Embora embasadas em critérios técnicos da Seção 301 da Lei de Comércio norte-americana, o governo brasileiro acredita que há motivação política nas tarifas adotadas contra o país. A percepção do Palácio do Planalto foi reforçada pela manifestação de Marco Rubio nas redes sociais, que responsabilizou nominalmente o presidente Lula e o acusou de "não negociar de boa fé" com os EUA. "Lula colocou seu próprio ego à frente de fazer um acordo pelo bem-estar do povo brasileiro, e essas tarifas são o preço por isso", escreveu o secretário de Estado.
A declaração contraria o viés técnico apresentado pelo USTR para justificar as taxas e endossa o discurso do governo Lula de que as medidas têm interesses políticos, com o objetivo de pressionar o cenário eleitoral brasileiro, cujas eleições ocorrem em outubro. Nos bastidores do Planalto, o tarifaço já vinha sendo atribuído a interesses políticos da Casa Branca, diante da falta de avanço nas negociações. O governo federal também alega que nenhuma das explicações apresentadas pelos negociadores brasileiros foi levada em consideração pelo órgão norte-americano durante mais de um ano de negociação. Nesta quinta-feira (16/7), ministros do presidente Lula externaram essa percepção em declarações públicas.
O chanceler Mauro Vieira afirmou ver "expressa motivação política" nas decisões dos EUA desde o ano passado, quando a Casa Branca anunciou tarifas de 50% contra o Brasil. "Após a carta do presidente Trump ao presidente Lula, de 9 julho de 2025, as tarifas foram elevadas a 50%, por expressa motivação política, em tentativa de interferência no Poder Judiciário brasileiro. E foi justamente nessa carta em que o presidente Trump ameaçou o Brasil com tarifas de 50%, caso o processo contra o ex-presidente da República não fosse imediatamente interrompido", declarou Vieira em pronunciamento no Palácio Itamaraty, em Brasília.
O Executivo brasileiro avalia ainda que a medida pode representar uma tentativa de ingerência no cenário interno às vésperas da eleição presidencial, além de reforçar interesses de natureza ideológica na condução da política externa norte-americana. Marco Rubio é responsável por conduzir a política externa da gestão Donald Trump e é apontado como a ponte da família Bolsonaro com a Casa Branca.
Sob sua condução, o Departamento de Estado tem direcionado atenção para a América do Sul, aproximando-se de governos alinhados ideologicamente a Trump enquanto faz críticas a políticos progressistas. No Brasil, Rubio estabeleceu ainda uma linha direta com a família Bolsonaro e com figuras da oposição que vivem nos Estados Unidos, como o jornalista Paulo Figueiredo. A declaração de Marco Rubio diverge de manifestações recentes de Jamieson Greer, que dirige o USTR e conduziu as investigações contra o Brasil.
Em entrevista na quarta-feira (15/7), horas antes do anúncio das taxas, Greer afirmou ter tido "intensas negociações" com o governo brasileiro. "Eu tive uma videochamada com minha contraparte no Brasil ontem a noite, foi muito cordial… Nós tivemos intensas negociações com eles, mas ainda acho que há muitas lacunas entre a gente, então provavelmente temos que adotar algumas ações, mas acho que continuaremos conversando", disse.

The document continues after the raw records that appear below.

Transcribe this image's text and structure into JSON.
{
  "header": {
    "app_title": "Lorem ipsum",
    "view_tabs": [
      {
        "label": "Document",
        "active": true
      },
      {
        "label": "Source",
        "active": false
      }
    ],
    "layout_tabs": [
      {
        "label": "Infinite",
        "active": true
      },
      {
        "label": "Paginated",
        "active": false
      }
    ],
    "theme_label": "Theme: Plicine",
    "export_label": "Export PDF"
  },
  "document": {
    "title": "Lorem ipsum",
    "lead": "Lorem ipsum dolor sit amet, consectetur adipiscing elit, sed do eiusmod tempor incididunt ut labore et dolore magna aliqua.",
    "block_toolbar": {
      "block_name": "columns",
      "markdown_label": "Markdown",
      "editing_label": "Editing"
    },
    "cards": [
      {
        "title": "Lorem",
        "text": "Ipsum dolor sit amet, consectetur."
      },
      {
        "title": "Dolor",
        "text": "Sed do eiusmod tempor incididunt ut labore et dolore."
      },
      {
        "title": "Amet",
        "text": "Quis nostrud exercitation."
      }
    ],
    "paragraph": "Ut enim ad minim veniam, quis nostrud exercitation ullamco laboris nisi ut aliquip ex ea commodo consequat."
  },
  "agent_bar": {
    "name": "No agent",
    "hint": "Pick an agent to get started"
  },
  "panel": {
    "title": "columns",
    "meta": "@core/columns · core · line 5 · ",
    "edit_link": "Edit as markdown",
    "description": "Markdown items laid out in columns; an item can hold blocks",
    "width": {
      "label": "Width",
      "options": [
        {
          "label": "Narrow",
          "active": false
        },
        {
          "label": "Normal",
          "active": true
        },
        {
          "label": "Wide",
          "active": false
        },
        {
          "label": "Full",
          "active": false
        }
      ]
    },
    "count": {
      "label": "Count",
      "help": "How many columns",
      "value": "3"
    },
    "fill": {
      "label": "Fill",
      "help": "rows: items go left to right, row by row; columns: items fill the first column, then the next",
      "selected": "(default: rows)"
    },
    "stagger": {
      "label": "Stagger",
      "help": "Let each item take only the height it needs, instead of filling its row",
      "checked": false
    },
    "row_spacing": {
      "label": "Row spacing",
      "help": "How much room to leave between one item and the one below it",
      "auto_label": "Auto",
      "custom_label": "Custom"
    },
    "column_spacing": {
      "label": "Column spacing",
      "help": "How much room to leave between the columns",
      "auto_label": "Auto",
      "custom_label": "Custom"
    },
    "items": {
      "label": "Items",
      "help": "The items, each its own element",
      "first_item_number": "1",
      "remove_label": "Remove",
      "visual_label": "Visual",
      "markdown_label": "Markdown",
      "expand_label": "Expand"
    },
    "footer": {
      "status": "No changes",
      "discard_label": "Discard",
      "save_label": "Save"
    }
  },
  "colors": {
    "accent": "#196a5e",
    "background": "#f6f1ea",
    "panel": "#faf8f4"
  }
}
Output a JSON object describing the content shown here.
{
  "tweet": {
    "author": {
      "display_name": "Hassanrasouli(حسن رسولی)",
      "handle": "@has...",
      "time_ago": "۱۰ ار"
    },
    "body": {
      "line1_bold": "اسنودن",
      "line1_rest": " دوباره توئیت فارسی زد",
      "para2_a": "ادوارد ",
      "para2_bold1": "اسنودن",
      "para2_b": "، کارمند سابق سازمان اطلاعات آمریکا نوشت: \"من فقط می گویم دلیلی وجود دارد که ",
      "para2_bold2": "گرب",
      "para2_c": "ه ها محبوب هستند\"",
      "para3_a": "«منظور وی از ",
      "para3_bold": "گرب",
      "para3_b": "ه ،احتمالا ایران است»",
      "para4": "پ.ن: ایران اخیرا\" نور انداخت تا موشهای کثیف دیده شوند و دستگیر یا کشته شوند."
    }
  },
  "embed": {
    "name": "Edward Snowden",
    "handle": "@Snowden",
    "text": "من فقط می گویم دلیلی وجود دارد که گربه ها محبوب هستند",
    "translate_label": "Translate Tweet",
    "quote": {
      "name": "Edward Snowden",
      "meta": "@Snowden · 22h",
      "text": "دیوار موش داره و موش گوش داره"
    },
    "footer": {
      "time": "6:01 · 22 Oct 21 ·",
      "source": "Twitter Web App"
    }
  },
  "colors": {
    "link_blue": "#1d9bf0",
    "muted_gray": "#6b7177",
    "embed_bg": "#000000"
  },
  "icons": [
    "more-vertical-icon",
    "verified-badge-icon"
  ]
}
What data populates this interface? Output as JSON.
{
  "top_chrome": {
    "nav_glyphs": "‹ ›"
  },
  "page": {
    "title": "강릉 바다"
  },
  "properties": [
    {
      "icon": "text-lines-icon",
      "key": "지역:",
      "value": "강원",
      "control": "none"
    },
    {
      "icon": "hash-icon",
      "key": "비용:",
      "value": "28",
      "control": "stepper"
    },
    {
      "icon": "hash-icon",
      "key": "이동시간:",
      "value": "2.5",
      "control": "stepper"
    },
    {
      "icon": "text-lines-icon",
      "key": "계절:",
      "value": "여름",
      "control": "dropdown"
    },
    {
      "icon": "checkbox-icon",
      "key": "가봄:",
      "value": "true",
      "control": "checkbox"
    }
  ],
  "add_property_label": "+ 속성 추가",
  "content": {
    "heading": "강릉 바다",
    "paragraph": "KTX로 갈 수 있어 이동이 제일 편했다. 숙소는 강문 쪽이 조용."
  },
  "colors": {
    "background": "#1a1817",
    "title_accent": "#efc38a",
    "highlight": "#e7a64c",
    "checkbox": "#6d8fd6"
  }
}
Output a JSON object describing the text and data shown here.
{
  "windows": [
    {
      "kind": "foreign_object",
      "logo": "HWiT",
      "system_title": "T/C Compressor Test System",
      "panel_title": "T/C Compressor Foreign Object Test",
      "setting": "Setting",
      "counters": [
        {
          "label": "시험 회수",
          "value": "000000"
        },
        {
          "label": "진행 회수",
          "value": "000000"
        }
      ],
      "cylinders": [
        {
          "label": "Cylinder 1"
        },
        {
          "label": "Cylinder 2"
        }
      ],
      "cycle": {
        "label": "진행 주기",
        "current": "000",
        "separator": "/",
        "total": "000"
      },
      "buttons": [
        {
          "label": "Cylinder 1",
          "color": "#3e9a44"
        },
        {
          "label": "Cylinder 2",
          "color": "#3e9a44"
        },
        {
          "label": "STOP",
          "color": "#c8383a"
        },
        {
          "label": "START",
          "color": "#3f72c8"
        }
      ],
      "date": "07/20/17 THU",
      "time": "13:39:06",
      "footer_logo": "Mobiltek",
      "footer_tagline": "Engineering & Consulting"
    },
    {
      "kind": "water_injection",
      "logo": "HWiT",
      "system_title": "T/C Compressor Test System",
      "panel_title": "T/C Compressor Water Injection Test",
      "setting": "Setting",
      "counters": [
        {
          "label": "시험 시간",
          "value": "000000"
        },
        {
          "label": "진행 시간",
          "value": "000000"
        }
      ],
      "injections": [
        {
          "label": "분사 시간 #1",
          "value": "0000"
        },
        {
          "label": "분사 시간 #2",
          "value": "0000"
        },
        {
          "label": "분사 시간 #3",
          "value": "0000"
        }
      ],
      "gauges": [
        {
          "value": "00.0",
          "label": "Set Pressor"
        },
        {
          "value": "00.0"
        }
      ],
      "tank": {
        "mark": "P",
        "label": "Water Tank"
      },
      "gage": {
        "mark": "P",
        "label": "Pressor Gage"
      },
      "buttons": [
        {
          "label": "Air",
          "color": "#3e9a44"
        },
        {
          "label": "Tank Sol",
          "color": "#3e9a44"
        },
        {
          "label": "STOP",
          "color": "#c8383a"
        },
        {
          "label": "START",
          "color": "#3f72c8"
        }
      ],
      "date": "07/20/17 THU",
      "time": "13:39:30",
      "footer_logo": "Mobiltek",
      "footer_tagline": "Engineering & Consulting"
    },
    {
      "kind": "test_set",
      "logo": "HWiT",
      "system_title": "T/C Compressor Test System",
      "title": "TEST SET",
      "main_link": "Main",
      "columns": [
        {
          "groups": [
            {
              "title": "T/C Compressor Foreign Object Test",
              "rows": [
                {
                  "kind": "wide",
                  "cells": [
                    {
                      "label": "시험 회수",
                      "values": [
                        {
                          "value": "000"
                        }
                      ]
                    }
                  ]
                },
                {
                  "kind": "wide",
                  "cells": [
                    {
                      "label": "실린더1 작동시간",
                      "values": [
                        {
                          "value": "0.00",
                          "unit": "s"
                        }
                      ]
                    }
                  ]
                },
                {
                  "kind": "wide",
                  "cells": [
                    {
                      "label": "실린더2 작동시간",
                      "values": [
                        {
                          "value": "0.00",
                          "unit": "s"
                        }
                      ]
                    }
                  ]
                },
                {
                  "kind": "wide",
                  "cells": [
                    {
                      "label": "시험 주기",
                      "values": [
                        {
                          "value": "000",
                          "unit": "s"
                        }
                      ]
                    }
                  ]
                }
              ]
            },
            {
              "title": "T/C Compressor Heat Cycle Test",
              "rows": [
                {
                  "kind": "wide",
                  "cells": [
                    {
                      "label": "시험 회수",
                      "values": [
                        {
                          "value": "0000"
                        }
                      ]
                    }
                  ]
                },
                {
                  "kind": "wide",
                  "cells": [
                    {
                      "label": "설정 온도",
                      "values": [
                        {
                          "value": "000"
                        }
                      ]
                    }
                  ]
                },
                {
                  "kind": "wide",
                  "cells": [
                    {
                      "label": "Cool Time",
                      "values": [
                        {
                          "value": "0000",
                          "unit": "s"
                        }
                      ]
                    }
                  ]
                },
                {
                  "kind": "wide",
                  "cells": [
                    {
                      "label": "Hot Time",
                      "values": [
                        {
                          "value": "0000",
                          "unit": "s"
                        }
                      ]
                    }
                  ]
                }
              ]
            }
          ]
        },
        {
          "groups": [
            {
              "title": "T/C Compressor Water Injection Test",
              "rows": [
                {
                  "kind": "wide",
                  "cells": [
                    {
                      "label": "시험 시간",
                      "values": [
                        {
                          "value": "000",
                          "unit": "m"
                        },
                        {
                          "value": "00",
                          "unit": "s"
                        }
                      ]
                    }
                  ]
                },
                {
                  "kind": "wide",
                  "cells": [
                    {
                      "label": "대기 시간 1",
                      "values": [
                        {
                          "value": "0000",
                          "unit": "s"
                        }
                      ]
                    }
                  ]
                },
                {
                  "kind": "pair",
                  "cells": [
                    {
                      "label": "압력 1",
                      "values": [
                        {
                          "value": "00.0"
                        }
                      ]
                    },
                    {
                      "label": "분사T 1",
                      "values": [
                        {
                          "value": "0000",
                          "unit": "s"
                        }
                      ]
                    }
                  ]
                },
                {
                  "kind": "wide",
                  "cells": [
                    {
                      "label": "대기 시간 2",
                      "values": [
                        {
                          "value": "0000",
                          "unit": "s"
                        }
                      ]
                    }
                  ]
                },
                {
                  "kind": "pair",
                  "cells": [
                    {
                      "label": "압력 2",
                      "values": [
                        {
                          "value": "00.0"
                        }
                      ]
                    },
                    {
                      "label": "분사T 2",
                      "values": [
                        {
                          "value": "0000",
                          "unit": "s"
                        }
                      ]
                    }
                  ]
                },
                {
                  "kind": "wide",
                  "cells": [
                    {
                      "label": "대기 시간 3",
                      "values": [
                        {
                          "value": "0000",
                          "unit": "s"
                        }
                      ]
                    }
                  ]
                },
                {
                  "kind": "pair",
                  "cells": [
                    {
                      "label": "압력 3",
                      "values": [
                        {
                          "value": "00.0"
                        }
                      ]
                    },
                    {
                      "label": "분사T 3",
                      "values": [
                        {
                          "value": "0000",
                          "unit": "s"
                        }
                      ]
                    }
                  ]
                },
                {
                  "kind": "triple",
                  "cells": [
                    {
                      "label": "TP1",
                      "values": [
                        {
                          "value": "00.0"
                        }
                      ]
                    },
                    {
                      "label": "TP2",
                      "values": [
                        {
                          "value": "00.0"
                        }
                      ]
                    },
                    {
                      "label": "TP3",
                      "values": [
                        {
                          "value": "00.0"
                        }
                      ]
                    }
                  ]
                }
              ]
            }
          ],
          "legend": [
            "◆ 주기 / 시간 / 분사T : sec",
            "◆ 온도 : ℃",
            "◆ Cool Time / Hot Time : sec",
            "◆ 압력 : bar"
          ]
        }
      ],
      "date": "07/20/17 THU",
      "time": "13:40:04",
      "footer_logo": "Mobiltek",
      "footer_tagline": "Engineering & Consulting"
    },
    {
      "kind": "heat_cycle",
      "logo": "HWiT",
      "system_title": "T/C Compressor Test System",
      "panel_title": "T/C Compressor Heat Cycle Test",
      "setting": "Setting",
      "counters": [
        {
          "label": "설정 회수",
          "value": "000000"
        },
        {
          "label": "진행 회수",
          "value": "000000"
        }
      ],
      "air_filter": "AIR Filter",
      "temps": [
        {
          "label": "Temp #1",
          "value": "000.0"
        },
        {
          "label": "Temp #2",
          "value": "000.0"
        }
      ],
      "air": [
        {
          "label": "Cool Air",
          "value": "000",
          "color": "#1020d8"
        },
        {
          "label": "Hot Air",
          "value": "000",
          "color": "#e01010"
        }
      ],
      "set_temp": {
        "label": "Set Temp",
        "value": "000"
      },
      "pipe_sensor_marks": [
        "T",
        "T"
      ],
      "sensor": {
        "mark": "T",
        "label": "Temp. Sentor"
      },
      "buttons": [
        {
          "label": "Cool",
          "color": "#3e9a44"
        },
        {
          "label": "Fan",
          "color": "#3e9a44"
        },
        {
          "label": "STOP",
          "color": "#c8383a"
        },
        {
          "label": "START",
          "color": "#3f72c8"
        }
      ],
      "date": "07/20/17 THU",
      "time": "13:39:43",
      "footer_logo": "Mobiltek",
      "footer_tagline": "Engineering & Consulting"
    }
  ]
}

O governo brasileiro busca refutar as declarações de Marco Rubio ao afirmar que, ao longo do último ano, foram realizadas mais de 30 reuniões com autoridades americanas para negociar as tarifas. Os encontros ocorreram em diversos formatos, em níveis técnicos e ministeriais, além do encontro entre Lula e o presidente Donald Trump. Dados obtidos pela reportagem contabilizam 11 reuniões ministeriais com Jamieson Greer, que chefia o USTR, e com o próprio Marco Rubio, o que contradiz a narrativa de que o Brasil não teria negociado de boa fé.